Now we'd like to see this little car come to the United States.
By and large, very small cars are not generally hot sellers here, but there are a few that really stand out. The Nissan Versa, for example, sells in huge numbers. As does its competitor the Honda Fit and as do some other "micro" cars like the MINI. The key element seems to be versatility, curb appeal, and price tag. If a manufacturer can hold a very low price and still have a lot of curb appeal and versatility, the car will do well in the subcompact segment. We think that the Nissan Sway, if it has a sub-$20,000 price point, would also do well here.

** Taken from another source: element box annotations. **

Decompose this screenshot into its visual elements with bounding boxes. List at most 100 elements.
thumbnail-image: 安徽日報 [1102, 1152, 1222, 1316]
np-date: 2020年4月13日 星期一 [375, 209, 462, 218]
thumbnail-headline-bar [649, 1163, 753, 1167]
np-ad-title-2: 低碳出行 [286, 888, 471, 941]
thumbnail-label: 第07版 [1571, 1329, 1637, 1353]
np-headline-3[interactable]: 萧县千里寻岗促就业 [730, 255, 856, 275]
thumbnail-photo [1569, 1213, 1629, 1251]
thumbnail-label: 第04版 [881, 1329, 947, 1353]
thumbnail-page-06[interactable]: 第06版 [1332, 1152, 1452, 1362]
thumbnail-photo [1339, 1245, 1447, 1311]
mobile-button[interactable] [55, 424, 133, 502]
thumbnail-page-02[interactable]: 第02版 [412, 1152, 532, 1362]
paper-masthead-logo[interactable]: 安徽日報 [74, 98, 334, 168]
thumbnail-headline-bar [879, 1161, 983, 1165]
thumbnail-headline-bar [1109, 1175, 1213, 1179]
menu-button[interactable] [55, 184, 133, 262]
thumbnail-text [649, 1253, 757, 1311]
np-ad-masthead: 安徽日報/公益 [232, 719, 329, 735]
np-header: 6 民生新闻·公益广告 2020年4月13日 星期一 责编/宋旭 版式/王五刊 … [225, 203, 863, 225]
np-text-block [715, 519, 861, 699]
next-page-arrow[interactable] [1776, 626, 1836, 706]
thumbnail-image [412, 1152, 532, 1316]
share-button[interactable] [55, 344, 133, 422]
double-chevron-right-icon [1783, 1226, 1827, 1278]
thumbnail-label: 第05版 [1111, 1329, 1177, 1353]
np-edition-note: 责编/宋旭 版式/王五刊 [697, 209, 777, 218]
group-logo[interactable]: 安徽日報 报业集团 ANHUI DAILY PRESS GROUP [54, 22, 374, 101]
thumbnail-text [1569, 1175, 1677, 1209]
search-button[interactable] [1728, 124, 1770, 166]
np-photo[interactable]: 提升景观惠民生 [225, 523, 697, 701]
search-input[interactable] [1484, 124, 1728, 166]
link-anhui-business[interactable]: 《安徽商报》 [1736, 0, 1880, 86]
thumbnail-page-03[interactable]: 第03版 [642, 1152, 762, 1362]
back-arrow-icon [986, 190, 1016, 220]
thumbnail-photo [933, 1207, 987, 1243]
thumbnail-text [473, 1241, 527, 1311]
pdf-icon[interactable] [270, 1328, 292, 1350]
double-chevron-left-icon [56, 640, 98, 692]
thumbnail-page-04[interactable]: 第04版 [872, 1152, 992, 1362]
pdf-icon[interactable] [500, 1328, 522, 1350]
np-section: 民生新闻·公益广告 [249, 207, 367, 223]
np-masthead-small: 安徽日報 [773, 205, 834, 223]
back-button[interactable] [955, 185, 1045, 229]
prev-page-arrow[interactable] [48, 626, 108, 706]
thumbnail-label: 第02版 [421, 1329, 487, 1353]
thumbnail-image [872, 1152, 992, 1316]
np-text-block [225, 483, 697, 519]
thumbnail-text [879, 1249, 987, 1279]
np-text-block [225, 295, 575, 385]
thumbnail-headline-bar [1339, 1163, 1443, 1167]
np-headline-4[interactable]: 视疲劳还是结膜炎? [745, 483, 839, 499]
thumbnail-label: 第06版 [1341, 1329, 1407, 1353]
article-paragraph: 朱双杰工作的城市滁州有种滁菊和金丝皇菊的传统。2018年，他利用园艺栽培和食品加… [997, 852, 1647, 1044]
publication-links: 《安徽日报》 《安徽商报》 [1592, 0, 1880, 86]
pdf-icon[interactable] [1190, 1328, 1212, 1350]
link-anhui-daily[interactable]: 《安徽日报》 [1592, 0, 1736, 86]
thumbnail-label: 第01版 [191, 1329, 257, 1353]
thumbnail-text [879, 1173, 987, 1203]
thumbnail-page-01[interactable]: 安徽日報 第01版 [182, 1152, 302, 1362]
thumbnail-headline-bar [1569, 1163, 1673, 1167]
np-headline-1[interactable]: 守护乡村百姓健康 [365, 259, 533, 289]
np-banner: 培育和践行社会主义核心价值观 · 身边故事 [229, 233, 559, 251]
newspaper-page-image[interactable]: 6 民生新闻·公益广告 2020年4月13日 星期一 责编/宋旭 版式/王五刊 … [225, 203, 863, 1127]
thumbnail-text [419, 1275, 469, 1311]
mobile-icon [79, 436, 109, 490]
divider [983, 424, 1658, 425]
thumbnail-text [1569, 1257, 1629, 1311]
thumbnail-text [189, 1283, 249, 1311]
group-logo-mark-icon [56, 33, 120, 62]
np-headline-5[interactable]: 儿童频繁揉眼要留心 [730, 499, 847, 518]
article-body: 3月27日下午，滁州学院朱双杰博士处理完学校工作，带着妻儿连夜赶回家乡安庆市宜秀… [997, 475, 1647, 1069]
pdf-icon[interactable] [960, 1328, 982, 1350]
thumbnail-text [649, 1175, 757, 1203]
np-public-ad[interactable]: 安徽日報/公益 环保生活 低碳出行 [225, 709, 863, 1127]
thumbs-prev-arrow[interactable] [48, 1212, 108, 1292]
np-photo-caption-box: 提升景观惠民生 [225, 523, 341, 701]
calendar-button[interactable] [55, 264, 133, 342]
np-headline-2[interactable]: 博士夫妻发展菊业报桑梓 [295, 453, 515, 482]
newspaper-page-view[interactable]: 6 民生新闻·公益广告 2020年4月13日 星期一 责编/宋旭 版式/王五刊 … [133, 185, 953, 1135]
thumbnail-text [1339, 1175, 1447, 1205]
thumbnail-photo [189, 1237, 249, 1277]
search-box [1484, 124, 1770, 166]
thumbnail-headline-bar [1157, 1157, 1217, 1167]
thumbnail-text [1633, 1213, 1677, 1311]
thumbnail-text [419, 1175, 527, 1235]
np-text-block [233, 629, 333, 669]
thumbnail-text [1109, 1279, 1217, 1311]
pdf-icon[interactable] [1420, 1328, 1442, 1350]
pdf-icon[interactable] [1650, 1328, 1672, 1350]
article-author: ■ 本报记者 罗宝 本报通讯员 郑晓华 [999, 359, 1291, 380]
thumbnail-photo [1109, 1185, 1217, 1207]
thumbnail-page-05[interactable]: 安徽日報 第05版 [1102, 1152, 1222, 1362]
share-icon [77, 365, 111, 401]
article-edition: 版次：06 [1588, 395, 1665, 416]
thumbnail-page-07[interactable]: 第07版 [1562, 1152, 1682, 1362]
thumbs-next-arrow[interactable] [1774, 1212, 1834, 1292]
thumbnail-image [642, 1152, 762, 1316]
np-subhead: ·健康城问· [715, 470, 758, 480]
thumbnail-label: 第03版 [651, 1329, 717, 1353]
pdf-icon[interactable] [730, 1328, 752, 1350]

The Sway is designed with a floating roof accentuated by the kicked-out C-pillar at the rear. Character lines run up the hood and across the fenders and body work from the "boomerang" headlamps. The most eye-catching of those lines begins at the front grille and curves on either side over the hood and fender before swooping down to accentuate that fender and carry along the door to the rear quarter. The photo above captures this very well. An interesting design point here is the reverse-C pillar shape at the rear, which allows the center pillars (B-pillars) to be thinner, giving the floating roof look and a more airy appeal from the interior. A similar look can be seen on the 2015 Nissan Murano.
The interior is made to maximize space. The wing-shaped dashboard from the IDx concepts is seen here again, indicating that this will be Nissan's future look. Much of the interior in the Nissan Sway is aimed towards simplicity and function, with a trapezoidal tablet dominating the center console. Removing clutter from the interior, says Nissan, gives a lot more space both physically and perceptually.
All in all, we think the Nissan Sway could have a place in the U.S. This beautiful little car would fit nicely in Nissan's lineup, adding a new segment offering below the Note in terms of size, but with a more stylistic appeal that would allow a slightly larger price point.